Komatsu says it has been contracted to supply 37 autonomous trucks to a mine in Brazil – the Carajás mine owned by Vale, a Brazilian mining company wth annual revenues of around $34 billion.
The Carajás mine is said to be the largest mine in Vale’s 77-year history. The company says it is on a drive to leverage innovative technology to “reduce impact on the environment and enhance health, safety and operational efficiency”.
The 37 Komatsu vehicles are its 930E ultra-class electrical dump trucks (main picture), and they will form part of an Autonomous Haulage System at the Vale mine.
Powered by Komatsu’s AHS FrontRunner technology, the initial deployment is expected to start this month, with the goal of operating 37 trucks autonomously by 2024.
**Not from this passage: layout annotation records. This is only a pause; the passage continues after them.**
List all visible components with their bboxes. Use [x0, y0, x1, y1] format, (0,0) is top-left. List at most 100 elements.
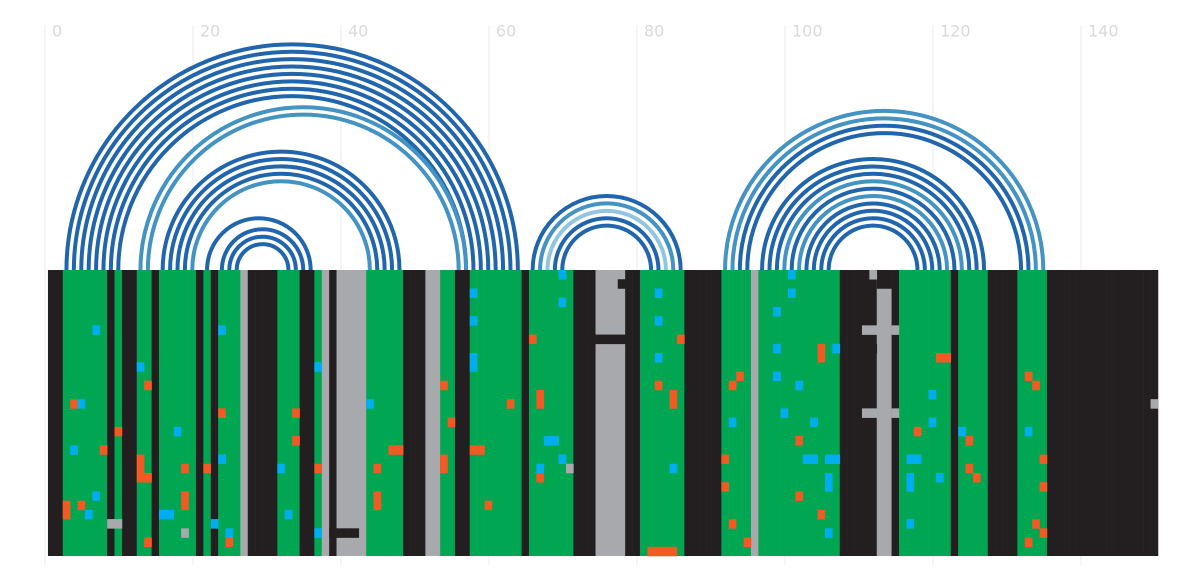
cell [469, 445, 478, 455]
cell [506, 399, 515, 409]
cell [935, 353, 944, 363]
column [417, 270, 426, 556]
cell [181, 491, 189, 501]
column [728, 270, 737, 556]
cell [906, 519, 915, 529]
column [773, 270, 781, 556]
column [832, 270, 841, 556]
column [684, 270, 693, 556]
cell [913, 426, 922, 437]
arc [538, 201, 676, 271]
column [1024, 270, 1033, 556]
cell [906, 482, 915, 492]
arc [160, 149, 402, 271]
cell [1039, 482, 1048, 492]
cell [773, 306, 781, 317]
column [817, 270, 826, 556]
cell [662, 546, 670, 557]
cell [92, 491, 101, 501]
arc [219, 227, 306, 271]
cell [314, 528, 323, 538]
column [158, 270, 167, 556]
column [736, 270, 744, 556]
arc [64, 42, 520, 271]
cell [876, 270, 885, 280]
column [1106, 270, 1114, 556]
cell [543, 436, 552, 446]
cell [551, 436, 559, 446]
cell [817, 353, 826, 363]
column [787, 270, 796, 556]
arc [811, 208, 935, 271]
column [1076, 270, 1085, 556]
column [824, 270, 833, 556]
cell [610, 270, 619, 280]
cell [225, 537, 234, 548]
cell [225, 528, 234, 538]
column [987, 270, 996, 556]
column [750, 270, 759, 556]
column [514, 270, 522, 556]
column [647, 270, 656, 556]
cell [277, 463, 286, 474]
column [898, 270, 907, 556]
cell [210, 519, 219, 529]
cell [181, 500, 189, 511]
column [706, 270, 715, 556]
arc [745, 131, 1024, 271]
cell [469, 316, 478, 326]
x-tick-label: 60 [496, 22, 516, 41]
cell [70, 399, 78, 409]
column [343, 270, 352, 556]
cell [669, 463, 678, 474]
arc [560, 223, 654, 271]
column [928, 270, 937, 556]
arc [760, 157, 987, 271]
cell [884, 270, 892, 280]
arc [552, 216, 661, 271]
cell [810, 454, 818, 465]
cell [366, 399, 374, 409]
cell [773, 343, 781, 354]
column [166, 270, 175, 556]
column [935, 270, 944, 556]
cell [676, 334, 685, 345]
column [743, 270, 752, 556]
cell [565, 463, 574, 474]
cell [773, 371, 781, 382]
arc [723, 108, 1046, 271]
cell [99, 445, 108, 455]
arc [737, 123, 1031, 271]
cell [861, 408, 870, 418]
column [151, 270, 160, 556]
cell [373, 500, 382, 511]
column [795, 270, 804, 556]
cell [77, 399, 86, 409]
column [965, 270, 974, 556]
cell [654, 546, 663, 557]
cell [928, 389, 937, 400]
column [906, 270, 915, 556]
cell [617, 334, 626, 345]
arc [138, 105, 469, 271]
column [713, 270, 722, 556]
column [425, 270, 434, 556]
column [62, 270, 71, 556]
column [210, 270, 219, 556]
x-tick-label: 100 [792, 22, 823, 41]
column [188, 270, 197, 556]
cell [440, 454, 448, 465]
column [336, 270, 345, 556]
column [121, 270, 130, 556]
column [1113, 270, 1122, 556]
cell [144, 380, 152, 391]
arc [782, 179, 964, 271]
cell [1039, 528, 1048, 538]
column [506, 270, 515, 556]
cell [440, 380, 448, 391]
cell [972, 472, 981, 483]
column [721, 270, 730, 556]
column [972, 270, 981, 556]
x-tick-label: 80 [644, 22, 664, 41]
column [536, 270, 545, 556]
To support a successful transition to autonomy, Komatsu opened an AHS training center near the mine in August of this year that provides operations and maintenance training to upskill local people on the new technologies being introduced at the mine, in support of human resource development.
Masayuki Moriyama, president of Komatsu’s mining business division, says: “We are honored to be part of the ongoing wave of technological innovation at Carajás, supporting Vale’s commitment to sustainability and helping make the mine a reference in environmental terms.
“We look forward to our continued work together to support the skill growth of local workers and ensure a successful deployment that is designed to increase the safety and productivity of this operation.”
With this latest deployment, Komatsu continues to expand its AHS business in South America.
Komatsu says its customers globally are now leveraging AHS at 10 mine sites in four countries.